I’ve never considered myself a black woman. It was only after my son died, I realized it…I didn’t consider myself black or white or Indian. I didn’t know anything about that.
—mother of a victim
In this form of mobilization, there is an element of “intersectional collective action” that enforces intersectional identity in the formation of these movements, predominantly formed by low-income, black women from the urban peripheries. Their mode of action is usually the targeting of institutions and their actions, especially in the discursive field, while using the language of democracy and citizenship to challenge state practices. It is a mode of social movement action that González calls “resilient citizenship.”
The anti-democratic wave in Brazilian social movements
According to Isabela Kalil, under Bolsonaro’s government there is an overreaching process of criminalization of social movements, but if we look closely, these criminalized movements are usually left-wing. As stated by Bolsonaro in response to Michelle Bachelet, “I didn’t harm or threaten Brazilian democracy. I’m not reducing Brazilian democratic space; I’m only reducing the democratic space of the left.”
Right-wing social movements, in turn, play a key role in Bolsonaro’s anti-democratic and anti-institutional agenda by adopting a moralistic, ultraliberal, conservative, and anti-corruption discourse. To Kalil, it is a sign of an over-articulation between new liberalism and new conservatism, juxtaposing a rationality of deregulation and amorality in liberal economic policies, with a regulatory-driven rationality regarding morality.
The figure of the “cidadão de bem” (“good citizen”) validated this “new” form of right-wing social movement. To Kalil, the “good citizen” is a figure that captures a set of anti-system and anti-corruption fantasies. For instance, corruption, for them, is a problem inherent to governance or public management, but is absent in private companies. This is one reason these groups are against any form of social program, blaming not only the state, but its users—seen as “freeloaders”—as corrupting the need for rights and privileges (hence their slogan: “direitos humanos para humanos direitos”: “human rights for rightful humans”). On the other side, corruption has many meanings related to values and family order. They portray themselves as a form of “behaved” social movement against a “violent leftist” form of protest, a representation enforced by mainstream media.
Mobilization of social movements
Diniz questioned if it is really a problem just for the right to mobilize “fanaticism.” She offered a more complex view of a problem that is embedded in Brazilian society, determining how Brazilians practice politics, and how politicians frame inequality, usually resorting to class issues and avoiding race and gender. For Diniz, it is not just an issue for the right, but for the progressive left as well.
To González, it is difficult to build a consensus on public opinion regarding police violence. Although a big part of society believes the police to be too violent, there is always a quarter of the population that thinks that the police are not violent enough. To complicate this societal division, a significant portion of the population is neutral on the topic, because police brutality does not affect them, thus making it difficult to advance structural reforms.
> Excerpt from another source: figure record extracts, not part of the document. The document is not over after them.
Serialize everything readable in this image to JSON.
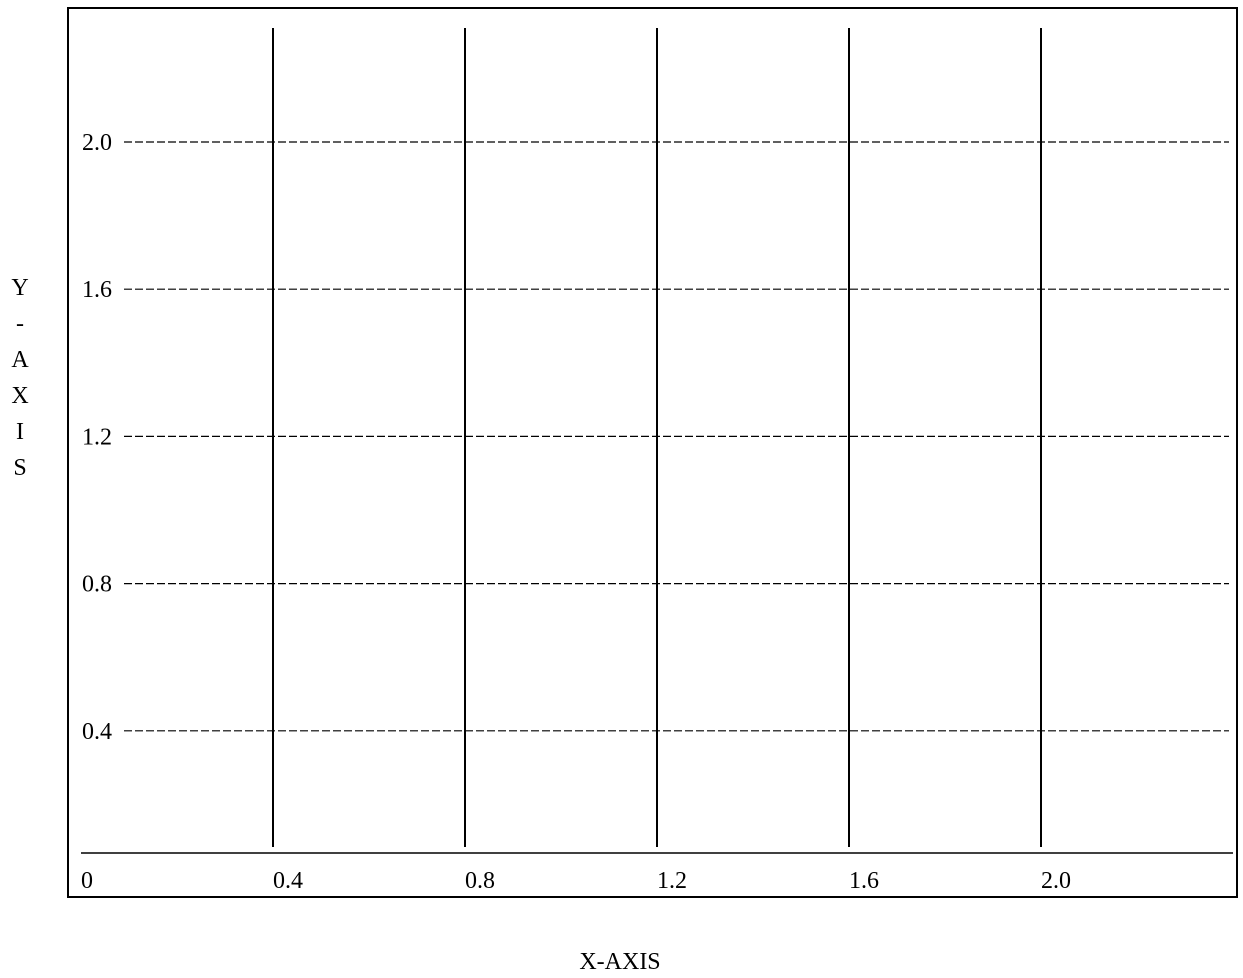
{
  "chart_data": {
    "type": "line",
    "title": "",
    "xlabel": "X-AXIS",
    "ylabel": "Y-AXIS",
    "x_ticks": [
      "0",
      "0.4",
      "0.8",
      "1.2",
      "1.6",
      "2.0"
    ],
    "y_ticks": [
      "0.4",
      "0.8",
      "1.2",
      "1.6",
      "2.0"
    ],
    "xlim": [
      0,
      2.4
    ],
    "ylim": [
      0,
      2.3
    ],
    "vertical_lines_at_x": [
      0.4,
      0.8,
      1.2,
      1.6,
      2.0
    ],
    "horizontal_dashed_lines_at_y": [
      0.4,
      0.8,
      1.2,
      1.6,
      2.0
    ],
    "grid": true,
    "series": []
  },
  "colors": {
    "line": "#000000",
    "background": "#ffffff"
  }
}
Gonçalves stated that the relationship between informal and formal sectors is not dualistic. Informal and formal markets are connected and sometimes provide essential benefits, like employment, to communities. However, this relationship, especially when connected to criminal groups and the “law of silence,” quells other forms of collective social mobilization. Even the idea of entrepreneurship present in informal markets and in influential evangelical churches has a negative effect in other forms of collective mobilization. For Gonçalves, informality is neither a bad nor a good thing per se, as it often represents a solution for the livelihood of families.